La performance di Bellomo riattiva una delle tante storie esemplari della Grande Guerra, quella delle migliaia profughi trentini accolti in Puglia, incarnata nella singolare vicenda di Mandurino Weiss e Trento Dinoi, nati lo stesso giorno del 1916. L’intreccio geografico dei nomi, uno riferito al Trentino e l’altro alle terre pugliesi, testimonia un gesto di riconoscenza e affetto reciproco che le famiglie dei due bambini si scambiarono quando a Manduria vennero accolti i trentini. Dalla Prima Guerra Mondiale la storia porta alla Seconda dove Mandurino e Trento, ormai adulti, prestano servizio nell’esercito italiano in Etiopia. Caduti prigionieri degli inglesi e rinchiusi in un campo, si trovano per la prima volta sentendo i rispettivi nomi durante un appello.
Nell’azione performativa l’artista si pone provocatoriamente e ironicamente come “palo umano” e, reggendo un cartello stradale con i nomi, si posiziona nei pressi di un ponte di Manduria affinché esso venga intitolato ai due bambini.

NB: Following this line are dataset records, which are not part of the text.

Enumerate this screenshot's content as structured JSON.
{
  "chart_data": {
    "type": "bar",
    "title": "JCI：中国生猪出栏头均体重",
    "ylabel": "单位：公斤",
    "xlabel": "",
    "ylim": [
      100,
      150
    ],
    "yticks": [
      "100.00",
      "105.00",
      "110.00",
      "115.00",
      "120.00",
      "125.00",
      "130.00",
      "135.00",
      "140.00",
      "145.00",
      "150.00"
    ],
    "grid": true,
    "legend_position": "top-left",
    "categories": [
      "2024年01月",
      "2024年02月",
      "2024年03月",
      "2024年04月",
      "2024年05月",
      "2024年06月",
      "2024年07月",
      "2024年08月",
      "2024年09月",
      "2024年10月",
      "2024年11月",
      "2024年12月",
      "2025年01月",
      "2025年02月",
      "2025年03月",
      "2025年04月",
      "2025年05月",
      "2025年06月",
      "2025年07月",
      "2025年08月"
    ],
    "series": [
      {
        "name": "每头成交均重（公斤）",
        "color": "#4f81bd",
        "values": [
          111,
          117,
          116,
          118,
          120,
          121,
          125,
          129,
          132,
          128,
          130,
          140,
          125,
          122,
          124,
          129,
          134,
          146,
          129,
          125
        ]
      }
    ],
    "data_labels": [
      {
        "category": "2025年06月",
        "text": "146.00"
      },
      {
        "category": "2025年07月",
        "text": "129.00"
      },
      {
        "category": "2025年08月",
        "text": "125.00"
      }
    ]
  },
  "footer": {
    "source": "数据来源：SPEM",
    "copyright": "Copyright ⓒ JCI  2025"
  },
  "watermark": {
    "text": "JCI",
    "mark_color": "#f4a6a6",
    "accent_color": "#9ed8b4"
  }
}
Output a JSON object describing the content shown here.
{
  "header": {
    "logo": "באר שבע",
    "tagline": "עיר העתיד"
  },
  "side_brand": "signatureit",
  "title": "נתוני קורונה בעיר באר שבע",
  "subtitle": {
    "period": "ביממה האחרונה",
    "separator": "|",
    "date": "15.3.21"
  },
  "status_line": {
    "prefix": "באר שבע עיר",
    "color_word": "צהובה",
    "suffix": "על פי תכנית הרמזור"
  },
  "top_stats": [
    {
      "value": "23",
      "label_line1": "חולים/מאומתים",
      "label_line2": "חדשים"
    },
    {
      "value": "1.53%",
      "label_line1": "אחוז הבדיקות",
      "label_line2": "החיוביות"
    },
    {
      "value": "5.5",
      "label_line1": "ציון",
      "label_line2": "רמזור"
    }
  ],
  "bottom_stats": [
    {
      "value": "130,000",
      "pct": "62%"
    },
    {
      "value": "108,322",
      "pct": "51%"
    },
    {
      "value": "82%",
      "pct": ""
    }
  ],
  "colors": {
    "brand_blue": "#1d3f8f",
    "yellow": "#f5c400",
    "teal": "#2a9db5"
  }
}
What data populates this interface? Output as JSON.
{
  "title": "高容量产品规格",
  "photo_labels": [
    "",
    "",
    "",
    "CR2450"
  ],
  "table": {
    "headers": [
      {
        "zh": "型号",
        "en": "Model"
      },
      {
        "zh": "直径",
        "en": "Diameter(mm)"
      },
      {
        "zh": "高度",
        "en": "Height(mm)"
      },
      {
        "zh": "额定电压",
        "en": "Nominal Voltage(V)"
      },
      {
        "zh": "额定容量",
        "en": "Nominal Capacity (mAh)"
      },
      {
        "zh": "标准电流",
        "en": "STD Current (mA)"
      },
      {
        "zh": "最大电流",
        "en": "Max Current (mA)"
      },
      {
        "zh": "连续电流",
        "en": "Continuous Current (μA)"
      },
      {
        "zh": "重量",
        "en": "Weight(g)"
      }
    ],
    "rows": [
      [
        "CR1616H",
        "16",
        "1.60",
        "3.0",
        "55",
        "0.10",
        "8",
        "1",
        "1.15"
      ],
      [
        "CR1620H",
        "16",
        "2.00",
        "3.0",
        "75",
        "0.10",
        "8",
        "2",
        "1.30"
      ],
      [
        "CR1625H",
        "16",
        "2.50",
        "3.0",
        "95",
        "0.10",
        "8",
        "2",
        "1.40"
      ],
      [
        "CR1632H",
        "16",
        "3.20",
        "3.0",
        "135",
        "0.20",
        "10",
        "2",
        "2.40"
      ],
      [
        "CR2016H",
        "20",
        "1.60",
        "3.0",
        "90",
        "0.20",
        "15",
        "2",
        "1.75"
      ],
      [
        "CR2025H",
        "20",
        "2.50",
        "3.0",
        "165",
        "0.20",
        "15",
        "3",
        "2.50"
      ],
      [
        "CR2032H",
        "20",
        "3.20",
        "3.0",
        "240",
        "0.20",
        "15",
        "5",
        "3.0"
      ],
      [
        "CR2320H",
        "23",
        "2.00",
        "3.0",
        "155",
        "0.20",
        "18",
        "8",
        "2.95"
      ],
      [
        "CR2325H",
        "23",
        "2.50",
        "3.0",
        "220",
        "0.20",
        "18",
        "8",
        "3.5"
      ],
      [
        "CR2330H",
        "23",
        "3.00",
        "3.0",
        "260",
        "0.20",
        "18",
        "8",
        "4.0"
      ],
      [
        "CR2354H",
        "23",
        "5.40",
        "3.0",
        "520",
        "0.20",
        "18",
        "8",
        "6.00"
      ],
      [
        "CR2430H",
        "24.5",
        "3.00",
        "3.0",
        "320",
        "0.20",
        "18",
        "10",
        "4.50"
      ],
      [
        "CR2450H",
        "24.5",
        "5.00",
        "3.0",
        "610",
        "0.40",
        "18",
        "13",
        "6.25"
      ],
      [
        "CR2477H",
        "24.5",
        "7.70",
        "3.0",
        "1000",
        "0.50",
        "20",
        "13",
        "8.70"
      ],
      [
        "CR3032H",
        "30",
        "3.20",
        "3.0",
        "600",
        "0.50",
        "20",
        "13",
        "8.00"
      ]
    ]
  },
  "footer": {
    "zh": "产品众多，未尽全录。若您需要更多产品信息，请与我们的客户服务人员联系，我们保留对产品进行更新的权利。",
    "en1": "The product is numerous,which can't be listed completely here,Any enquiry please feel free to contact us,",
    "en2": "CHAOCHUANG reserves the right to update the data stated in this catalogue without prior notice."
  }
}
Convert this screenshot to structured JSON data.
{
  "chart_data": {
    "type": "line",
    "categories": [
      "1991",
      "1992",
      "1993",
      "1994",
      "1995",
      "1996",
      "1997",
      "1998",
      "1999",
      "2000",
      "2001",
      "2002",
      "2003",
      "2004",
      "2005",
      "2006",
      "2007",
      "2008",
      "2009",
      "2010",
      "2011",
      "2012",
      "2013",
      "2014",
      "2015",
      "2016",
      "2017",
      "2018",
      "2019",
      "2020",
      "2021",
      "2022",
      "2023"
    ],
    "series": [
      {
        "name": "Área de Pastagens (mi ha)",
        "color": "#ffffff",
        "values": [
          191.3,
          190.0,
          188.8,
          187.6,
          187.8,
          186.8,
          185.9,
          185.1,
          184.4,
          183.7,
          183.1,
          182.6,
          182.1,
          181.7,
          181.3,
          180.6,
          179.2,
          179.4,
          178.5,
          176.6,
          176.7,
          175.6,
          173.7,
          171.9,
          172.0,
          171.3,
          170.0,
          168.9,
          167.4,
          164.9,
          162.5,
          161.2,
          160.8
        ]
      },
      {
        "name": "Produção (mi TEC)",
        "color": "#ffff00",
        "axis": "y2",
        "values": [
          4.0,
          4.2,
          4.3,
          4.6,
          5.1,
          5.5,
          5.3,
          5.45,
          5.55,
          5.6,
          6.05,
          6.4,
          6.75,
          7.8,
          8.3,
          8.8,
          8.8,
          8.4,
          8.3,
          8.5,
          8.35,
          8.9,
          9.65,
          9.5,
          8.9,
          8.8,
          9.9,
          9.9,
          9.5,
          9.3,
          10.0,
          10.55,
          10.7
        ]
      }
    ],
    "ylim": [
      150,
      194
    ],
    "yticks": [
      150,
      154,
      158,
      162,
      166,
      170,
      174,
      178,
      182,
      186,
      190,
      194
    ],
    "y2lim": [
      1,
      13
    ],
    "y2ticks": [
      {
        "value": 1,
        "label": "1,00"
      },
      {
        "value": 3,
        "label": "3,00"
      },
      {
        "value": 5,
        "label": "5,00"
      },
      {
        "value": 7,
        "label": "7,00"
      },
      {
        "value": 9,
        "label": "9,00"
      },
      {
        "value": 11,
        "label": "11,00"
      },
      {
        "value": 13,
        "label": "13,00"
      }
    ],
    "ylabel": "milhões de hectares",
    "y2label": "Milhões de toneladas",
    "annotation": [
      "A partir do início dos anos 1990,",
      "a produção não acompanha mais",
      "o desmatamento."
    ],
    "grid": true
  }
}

Oltre alle fotografie sono riportati una serie di screenshot - utilizzati dall’artista per sottoporre la sua azione all’attenzione dei politici locali- come parte organica del lavoro.
L’azione, ampiamente riportata dalla stampa, ha dato il via a una campagna di sensibilizzazione sul valore della solidarietà e, anche riportando il fatto alla cronaca dell’oggi e al problema mai risolto dei profughi, ha riumanizzato un processo, rendendolo più efficace nell’immaginario collettivo e più capace dunque di esercitare una presa trasformativa sulla realtà stessa.